И это не должно удивлять, это естественно. Жизнь должна защищаться, бороться с болезнью. Надо только радоваться про­буждению от духовного сна, преодолению мировоззрения идеоло­гических кликуш и человеконенавистников, рядившихся в комму­нистические одежды. Надо радоваться тому, что мы признали за человеком право быть самим собой, не стыдиться своих страстей, добиваться личного успеха, но в то же время бояться одиночества, надвигающейся старости, смерти, право быть наедине с собой, когда этого требует душа, но в то же время проявлять соучастие, сострадание, милосердие к другим живым существам, к окружаю­щим.

Если бы жизнь действительно была беззащитна перед глу­постью, ненавистью, перед наваждением, то она бы давно погибла. Но она все же существует, развивается, периодически радуя людей праздниками ума, правды и справедливости.

Все-таки рано или поздно всему воздается по заслугам, все становится на места: посредственность обнаруживает свою посред­ственность, лесть, угодничество и беспринципность осуждаются, становятся предметом общественного презрения, а талант, чест­ность, интеллект занимают подобающее им место. Нынешняя победа здравого смысла, победа гуманизма, нравственного чувства, величайшие духовные достижения перестройки лишь подтверж­дают значение нравственного выбора, сделанного когда-то людьми, открывшими в себе чувство совести. Все-таки добро сильнее зла, ум сильнее воинствующей глупости!

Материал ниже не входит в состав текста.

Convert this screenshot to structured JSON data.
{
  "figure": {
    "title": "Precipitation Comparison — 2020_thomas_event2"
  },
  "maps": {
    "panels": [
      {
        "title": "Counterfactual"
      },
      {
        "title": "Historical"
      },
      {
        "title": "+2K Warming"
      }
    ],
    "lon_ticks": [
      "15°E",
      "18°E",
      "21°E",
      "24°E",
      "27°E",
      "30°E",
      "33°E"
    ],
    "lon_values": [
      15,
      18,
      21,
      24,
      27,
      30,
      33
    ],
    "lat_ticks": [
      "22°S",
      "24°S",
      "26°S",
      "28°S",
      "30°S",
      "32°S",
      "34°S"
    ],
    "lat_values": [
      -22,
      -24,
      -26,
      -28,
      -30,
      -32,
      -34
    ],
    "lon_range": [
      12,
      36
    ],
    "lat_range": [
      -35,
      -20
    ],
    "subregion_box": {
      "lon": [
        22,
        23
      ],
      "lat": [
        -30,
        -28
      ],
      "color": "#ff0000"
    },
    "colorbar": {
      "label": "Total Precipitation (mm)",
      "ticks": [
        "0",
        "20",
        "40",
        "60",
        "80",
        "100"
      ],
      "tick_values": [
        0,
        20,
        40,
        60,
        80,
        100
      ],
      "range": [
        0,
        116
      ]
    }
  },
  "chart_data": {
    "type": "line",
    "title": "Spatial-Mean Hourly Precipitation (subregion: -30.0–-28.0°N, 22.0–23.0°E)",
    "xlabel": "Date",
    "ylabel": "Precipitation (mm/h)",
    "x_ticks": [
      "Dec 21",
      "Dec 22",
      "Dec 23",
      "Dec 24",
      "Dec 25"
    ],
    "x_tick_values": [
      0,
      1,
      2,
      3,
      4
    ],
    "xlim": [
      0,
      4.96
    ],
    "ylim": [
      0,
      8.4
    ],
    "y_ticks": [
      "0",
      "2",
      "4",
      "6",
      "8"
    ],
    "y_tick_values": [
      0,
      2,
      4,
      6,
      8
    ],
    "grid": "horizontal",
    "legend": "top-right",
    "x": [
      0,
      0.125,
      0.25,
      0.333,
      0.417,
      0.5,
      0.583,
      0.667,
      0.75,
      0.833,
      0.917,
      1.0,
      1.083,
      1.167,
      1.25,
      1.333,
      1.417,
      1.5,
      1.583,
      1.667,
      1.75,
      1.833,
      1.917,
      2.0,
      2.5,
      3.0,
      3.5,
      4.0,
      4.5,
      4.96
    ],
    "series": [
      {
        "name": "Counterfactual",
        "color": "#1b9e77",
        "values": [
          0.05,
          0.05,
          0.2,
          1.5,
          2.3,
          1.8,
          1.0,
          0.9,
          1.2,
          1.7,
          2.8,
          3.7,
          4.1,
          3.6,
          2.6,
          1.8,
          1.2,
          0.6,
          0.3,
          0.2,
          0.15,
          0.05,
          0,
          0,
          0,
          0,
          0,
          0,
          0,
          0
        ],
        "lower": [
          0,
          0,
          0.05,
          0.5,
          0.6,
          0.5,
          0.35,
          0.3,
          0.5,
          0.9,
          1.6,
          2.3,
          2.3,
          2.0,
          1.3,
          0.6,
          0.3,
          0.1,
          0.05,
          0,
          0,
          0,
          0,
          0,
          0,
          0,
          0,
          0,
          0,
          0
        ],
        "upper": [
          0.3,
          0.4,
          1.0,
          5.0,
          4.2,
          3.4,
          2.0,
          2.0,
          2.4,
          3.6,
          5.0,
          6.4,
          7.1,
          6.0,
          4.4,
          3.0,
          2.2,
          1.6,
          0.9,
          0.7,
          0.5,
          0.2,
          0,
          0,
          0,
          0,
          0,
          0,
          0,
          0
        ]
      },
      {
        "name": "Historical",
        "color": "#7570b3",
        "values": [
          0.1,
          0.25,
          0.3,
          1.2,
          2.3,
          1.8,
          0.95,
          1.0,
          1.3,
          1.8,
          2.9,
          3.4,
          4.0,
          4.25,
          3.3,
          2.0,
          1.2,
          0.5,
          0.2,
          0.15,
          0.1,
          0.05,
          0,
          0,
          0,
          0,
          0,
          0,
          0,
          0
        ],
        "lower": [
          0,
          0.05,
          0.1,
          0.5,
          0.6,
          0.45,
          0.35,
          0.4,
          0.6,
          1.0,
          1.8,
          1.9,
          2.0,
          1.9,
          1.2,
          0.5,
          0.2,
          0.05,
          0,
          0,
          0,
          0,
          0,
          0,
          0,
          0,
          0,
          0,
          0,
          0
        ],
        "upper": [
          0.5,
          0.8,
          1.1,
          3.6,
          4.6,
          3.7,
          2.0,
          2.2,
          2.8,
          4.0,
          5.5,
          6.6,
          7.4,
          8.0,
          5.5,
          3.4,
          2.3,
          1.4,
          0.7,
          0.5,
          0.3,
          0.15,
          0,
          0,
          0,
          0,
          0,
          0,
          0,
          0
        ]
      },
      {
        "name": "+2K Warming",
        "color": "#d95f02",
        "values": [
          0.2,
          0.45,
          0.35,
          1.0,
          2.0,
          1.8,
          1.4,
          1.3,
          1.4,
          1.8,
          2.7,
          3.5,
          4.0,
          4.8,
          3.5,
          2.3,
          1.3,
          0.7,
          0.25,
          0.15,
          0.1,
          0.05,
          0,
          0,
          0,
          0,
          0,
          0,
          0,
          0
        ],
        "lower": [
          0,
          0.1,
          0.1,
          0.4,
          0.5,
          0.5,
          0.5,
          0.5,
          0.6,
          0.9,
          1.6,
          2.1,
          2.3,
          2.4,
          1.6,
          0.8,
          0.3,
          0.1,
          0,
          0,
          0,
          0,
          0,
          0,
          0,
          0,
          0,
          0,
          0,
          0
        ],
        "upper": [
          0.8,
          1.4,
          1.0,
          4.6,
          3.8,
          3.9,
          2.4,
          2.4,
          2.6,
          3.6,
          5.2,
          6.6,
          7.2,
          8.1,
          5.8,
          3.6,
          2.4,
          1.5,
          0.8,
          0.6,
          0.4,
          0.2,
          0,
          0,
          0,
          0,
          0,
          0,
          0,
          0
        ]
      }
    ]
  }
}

Сегодня должно удивлять совсем другое. Почему все же люди периодически срываются с высот человечности, здравого смысла, начинают верить в самые неправдоподобные небылицы? Почему они периодически теряют интерес к самому главному, к законам внутренней жизни человека, сохранения нравственного здоровья, забывают о тех страшных опасностях, которыми грозит расстрой­ство души? Почему на родине Тютчева, Достоевского, Толстого, в России, где интеллигенция была так чувствительна к духовным проблемам, так тонко понимала драму человеческого существова­ния, внутренней духовной жизни, на десятилетия восторжествова­ла идеология, запрещающая размышлять о добре и зле, о преступ­лении и наказании, о духовной автономии личности, о нравствен­ной ответственности тех, кто взял на себя труд учить других науке счастья, вести своих сестер и братьев по дороге истории?

Поражаться надо не тому, что здравый смысл побеждает, а тому, что люди, нередко теряя чувство реальности, сознательно начи­нают верить в то, что противоречит опыту не только их предков, но и их собственному, чему они не могут найти подтверждение даже в своей душе.

Почему до недавнего времени многие люди, не говоря уже о философах, боялись говорить вслух о том, что испытывают, чув-


ствуют как люди, духовные существа: о проблеме одиночества, о страхе перед смертью, о причинах самоубийств, о том, как трудно каждому найти смысл жизни, найти себя?

Глубоко убежден, что негативная реакция ряда философов на появление понятия «человеческий фактор», с обращения к кото­рому и начались эти мои размышления, была вызвана не столько заботой о чистоте гуманизма, сколько инстинктивным страхом перед теми неожиданными выводами и правдами, которые скры­вает в себе непознанный, вернее, забытый нами человек. По этой причине многие сегодня остановились перед теми философскими выводами, к которым подводит правда о гражданской войне, о терроре 30-х годов. На протяжении десятилетий мы изучали не человека, а категории, трактующие о законах истории, о сущности социализма, о будущем, не утруждая себя исследованием существо­вания людей, их повседневного духовного бытия. Вместо того что­бы стремиться преодолеть противоречие между сущностью и суще­ствованием, мы делали вид, что вообще нет проблемы духовного существования, что это выдумки церковников, экзистенциалистов.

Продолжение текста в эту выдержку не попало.